Of course, we’ve had it ingrained in us for years that if we don’t purchase gifts for our relatives during Christmas season, we’re uncaring people. But what if we already have enough? What if there are others who don’t have enough?
We urge you to make a statement not by the clothes you wear or items you purchase, but by refusing to fall in line with the habits of over-consumption that serve to reinforce material dependency and transiently fashionable goods.
As an alternative, we’d recommend helping end poverty and hunger for our neighbors around the world by making a donation to Action Against Hunger:
Other great ways to give gifts– Amnesty International: www.amnesty.org | Red Cross: www.icrc.org
A Brief Note on Capitalism
The beauty or detriment of capitalism is its unmitigated approval of any popular idea. One can quite literally capitalize on just about anything. As long as you can turn a profit, you’ll come out a winner. You can capitalize on violence, sex, drugs, green energy, tele-tubbies, religion, indoctrination, abortion, slavery, absolutely anything that births more money than it loses.
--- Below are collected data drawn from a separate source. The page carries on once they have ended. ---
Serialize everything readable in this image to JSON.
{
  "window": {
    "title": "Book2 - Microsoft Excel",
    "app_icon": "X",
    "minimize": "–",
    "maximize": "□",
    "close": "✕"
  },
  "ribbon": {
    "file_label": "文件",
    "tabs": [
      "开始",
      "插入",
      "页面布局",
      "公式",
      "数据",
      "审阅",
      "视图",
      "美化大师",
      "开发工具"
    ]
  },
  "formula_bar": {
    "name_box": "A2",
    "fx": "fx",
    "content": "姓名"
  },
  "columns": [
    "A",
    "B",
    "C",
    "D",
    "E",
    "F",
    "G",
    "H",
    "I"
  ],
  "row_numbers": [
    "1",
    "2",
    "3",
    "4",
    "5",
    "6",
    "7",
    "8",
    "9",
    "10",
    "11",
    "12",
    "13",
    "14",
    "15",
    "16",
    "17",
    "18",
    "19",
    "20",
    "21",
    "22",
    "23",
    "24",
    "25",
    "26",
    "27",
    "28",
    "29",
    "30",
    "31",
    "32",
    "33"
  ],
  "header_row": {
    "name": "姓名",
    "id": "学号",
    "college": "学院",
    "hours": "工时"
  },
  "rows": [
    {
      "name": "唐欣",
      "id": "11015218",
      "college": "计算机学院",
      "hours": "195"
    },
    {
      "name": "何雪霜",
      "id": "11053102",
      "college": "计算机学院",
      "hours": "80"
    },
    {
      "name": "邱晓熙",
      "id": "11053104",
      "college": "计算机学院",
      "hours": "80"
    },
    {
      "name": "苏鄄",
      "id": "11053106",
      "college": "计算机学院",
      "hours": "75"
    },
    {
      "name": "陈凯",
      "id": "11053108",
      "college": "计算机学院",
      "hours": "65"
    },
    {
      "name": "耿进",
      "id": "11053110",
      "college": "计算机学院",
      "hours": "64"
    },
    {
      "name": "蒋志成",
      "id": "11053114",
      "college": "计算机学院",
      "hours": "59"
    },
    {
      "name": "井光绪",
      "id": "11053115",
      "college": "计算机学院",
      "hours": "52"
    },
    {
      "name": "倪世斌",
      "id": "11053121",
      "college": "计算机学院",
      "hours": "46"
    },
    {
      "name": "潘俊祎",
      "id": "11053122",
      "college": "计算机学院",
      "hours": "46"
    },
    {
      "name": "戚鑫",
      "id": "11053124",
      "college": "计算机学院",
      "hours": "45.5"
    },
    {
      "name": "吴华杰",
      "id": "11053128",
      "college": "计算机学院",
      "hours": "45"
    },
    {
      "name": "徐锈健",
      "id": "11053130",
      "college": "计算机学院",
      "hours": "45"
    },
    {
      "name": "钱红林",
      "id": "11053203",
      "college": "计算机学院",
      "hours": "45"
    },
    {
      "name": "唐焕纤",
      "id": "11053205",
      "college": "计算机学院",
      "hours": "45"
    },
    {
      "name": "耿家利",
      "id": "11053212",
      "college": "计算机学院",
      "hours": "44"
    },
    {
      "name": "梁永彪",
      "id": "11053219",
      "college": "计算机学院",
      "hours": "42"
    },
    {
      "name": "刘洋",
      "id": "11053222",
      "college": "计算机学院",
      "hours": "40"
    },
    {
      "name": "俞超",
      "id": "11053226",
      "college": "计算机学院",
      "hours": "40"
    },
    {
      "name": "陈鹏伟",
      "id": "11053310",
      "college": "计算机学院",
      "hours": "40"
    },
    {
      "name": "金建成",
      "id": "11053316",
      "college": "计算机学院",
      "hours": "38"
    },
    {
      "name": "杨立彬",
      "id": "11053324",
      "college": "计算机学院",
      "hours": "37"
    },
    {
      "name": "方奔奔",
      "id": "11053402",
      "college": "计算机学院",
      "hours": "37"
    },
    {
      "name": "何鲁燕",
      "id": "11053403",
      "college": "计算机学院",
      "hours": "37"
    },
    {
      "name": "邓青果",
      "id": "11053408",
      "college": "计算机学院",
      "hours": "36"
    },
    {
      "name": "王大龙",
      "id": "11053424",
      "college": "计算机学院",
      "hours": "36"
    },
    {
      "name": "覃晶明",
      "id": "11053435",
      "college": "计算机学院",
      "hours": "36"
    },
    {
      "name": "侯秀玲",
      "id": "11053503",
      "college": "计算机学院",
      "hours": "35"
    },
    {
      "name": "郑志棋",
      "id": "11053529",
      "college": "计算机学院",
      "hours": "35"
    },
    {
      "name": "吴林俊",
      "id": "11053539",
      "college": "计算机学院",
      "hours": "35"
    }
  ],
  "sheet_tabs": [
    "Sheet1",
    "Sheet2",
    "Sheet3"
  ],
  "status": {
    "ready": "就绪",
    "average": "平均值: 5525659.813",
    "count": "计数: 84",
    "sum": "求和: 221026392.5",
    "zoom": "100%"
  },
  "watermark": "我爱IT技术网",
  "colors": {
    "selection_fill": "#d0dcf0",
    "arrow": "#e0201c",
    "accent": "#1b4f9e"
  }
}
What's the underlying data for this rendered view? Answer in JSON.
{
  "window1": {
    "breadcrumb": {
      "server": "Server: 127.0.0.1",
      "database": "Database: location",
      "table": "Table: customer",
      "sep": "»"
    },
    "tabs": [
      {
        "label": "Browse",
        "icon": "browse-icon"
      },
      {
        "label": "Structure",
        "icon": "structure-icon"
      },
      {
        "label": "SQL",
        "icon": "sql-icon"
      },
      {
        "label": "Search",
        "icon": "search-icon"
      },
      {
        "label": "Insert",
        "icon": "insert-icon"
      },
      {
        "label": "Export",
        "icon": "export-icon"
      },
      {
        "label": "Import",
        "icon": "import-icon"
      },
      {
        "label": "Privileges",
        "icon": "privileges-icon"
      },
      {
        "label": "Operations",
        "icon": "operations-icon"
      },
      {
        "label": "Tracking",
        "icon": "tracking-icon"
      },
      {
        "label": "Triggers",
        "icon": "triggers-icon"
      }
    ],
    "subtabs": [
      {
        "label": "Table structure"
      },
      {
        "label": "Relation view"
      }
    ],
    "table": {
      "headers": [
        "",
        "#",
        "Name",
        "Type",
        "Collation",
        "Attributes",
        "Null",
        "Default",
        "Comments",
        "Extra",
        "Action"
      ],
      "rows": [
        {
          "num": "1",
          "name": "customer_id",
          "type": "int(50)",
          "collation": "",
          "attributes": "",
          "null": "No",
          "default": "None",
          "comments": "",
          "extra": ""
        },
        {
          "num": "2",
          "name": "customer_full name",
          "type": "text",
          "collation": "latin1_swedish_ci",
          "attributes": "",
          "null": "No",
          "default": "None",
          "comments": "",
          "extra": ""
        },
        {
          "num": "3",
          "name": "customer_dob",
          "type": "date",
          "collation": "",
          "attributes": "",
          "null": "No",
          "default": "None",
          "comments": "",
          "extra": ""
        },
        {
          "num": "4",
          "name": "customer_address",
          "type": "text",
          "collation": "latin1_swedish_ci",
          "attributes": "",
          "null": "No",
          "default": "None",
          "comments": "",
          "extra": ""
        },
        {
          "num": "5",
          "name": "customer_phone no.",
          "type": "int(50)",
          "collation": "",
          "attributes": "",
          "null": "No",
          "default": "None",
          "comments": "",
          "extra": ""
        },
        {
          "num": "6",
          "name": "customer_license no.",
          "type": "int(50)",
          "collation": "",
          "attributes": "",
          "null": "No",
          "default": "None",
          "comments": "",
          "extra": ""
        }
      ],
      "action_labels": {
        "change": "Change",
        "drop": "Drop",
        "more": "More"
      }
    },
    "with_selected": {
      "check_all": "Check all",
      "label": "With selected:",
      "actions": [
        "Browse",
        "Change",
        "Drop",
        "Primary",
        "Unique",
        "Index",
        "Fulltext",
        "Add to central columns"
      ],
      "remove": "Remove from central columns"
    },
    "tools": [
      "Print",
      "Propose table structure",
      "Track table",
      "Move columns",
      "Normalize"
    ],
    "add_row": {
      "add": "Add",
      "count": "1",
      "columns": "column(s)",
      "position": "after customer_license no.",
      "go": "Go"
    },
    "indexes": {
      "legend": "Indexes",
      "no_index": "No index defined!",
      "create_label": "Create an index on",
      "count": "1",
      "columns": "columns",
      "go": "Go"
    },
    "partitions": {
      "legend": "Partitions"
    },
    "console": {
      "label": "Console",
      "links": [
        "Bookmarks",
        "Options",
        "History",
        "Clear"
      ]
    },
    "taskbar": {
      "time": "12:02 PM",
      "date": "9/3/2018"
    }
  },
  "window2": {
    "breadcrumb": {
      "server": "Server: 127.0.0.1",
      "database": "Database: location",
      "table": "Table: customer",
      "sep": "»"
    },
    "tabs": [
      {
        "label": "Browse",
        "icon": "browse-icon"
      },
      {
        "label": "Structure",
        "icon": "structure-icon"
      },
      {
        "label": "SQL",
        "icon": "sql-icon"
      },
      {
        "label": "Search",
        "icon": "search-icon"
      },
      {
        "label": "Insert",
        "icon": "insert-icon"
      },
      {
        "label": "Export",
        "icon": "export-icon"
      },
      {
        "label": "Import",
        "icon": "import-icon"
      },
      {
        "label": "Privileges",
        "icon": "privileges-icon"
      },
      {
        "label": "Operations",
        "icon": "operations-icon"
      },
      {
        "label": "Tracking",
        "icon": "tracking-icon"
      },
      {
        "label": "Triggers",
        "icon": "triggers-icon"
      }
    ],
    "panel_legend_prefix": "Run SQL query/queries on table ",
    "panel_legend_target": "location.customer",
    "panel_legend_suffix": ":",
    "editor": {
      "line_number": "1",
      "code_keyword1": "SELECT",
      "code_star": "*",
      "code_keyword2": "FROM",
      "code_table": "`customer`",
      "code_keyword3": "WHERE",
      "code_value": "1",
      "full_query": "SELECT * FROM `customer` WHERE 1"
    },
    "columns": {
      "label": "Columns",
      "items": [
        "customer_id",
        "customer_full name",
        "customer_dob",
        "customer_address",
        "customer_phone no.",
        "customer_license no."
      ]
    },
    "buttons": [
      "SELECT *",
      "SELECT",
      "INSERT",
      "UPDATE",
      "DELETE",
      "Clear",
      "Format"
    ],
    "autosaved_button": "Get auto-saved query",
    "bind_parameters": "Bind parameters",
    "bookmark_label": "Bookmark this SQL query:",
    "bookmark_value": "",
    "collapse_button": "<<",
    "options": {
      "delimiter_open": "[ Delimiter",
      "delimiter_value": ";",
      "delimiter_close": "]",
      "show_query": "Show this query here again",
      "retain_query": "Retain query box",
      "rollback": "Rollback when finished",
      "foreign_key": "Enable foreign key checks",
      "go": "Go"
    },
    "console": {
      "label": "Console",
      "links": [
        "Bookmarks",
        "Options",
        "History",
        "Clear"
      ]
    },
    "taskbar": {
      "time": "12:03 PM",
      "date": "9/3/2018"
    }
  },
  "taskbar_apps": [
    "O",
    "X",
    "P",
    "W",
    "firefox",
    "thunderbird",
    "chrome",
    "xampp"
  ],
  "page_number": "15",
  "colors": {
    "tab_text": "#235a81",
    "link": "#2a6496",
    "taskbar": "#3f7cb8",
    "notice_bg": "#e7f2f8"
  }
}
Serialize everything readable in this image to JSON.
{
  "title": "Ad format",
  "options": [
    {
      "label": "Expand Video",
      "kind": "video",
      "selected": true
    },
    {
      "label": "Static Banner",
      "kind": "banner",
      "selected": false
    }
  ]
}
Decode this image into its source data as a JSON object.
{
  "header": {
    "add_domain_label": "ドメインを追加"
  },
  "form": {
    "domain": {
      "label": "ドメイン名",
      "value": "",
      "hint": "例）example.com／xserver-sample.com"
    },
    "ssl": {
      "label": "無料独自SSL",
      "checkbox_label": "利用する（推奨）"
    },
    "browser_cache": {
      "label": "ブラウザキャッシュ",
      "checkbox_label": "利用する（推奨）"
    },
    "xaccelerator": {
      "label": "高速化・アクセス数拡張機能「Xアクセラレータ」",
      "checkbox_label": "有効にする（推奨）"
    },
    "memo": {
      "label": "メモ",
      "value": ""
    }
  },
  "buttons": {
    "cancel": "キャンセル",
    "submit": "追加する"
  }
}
Morality has only backseat input into such a system. The system’s bottom line is money, so morals can be entirely neglected or capitalized upon for money. Either scenario is devastating to human life. The first excuses any type of treatment of people so long as the money adds up. The second reduces morality to a commodity, serving as a means to the same end––cash. A system left to operate on those conditions will, over time, reduce the value of human life to just another disposable resource––its value being based solely on its ability to enhance the economic status of the relatively small number of elite corporations.
Of course, this is not the case with all corporations, but in the majority of cases where the end goal is money, the product being sold is open to corruption in order to attain that goal. Say, for instance, (a familiar example) you can make more money manufacturing “WWJD” t-shirts by exporting your labor to a factory in another country where children are treated and paid poorly. Well, the perceived positive message comes first, and ethically producing the vehicle for that message comes second. The end justifies the means.
Breaking it down even further, are the things that Jesus taught really being best spread by breaking them down into a cheap slogan, a trademarked logo, or a shiny trinket, especially considering the man himself was likely too poor to have purchased something like this? Again, profit comes first and consideration about the quality and morality of the product comes further down the list. If you can sell someone on a stupid product, why not capitalize on their idiotic lust for such objects and put the money someplace better? Because doing that only perpetuates the root of the problem: The seemingly endless cycle of transiently-fashionable goods sold for profit and the addicted herd who are bent on habitually consuming them.
Obviously this wouldn’t be as much of a problem were it not occurring within the context of a world where people are starving to death on the other side of the globe. Putting this habit in perspective makes it clear that there is no room for such rampant consumerism when the money could be much better spent saving human lives. While money will never be the sole solution to the problem, it is part of it, and what little we can do with our dollars for their cause surely trumps whatever momentary joy comes from buying whatever shiny new fashions are available on your local shelf.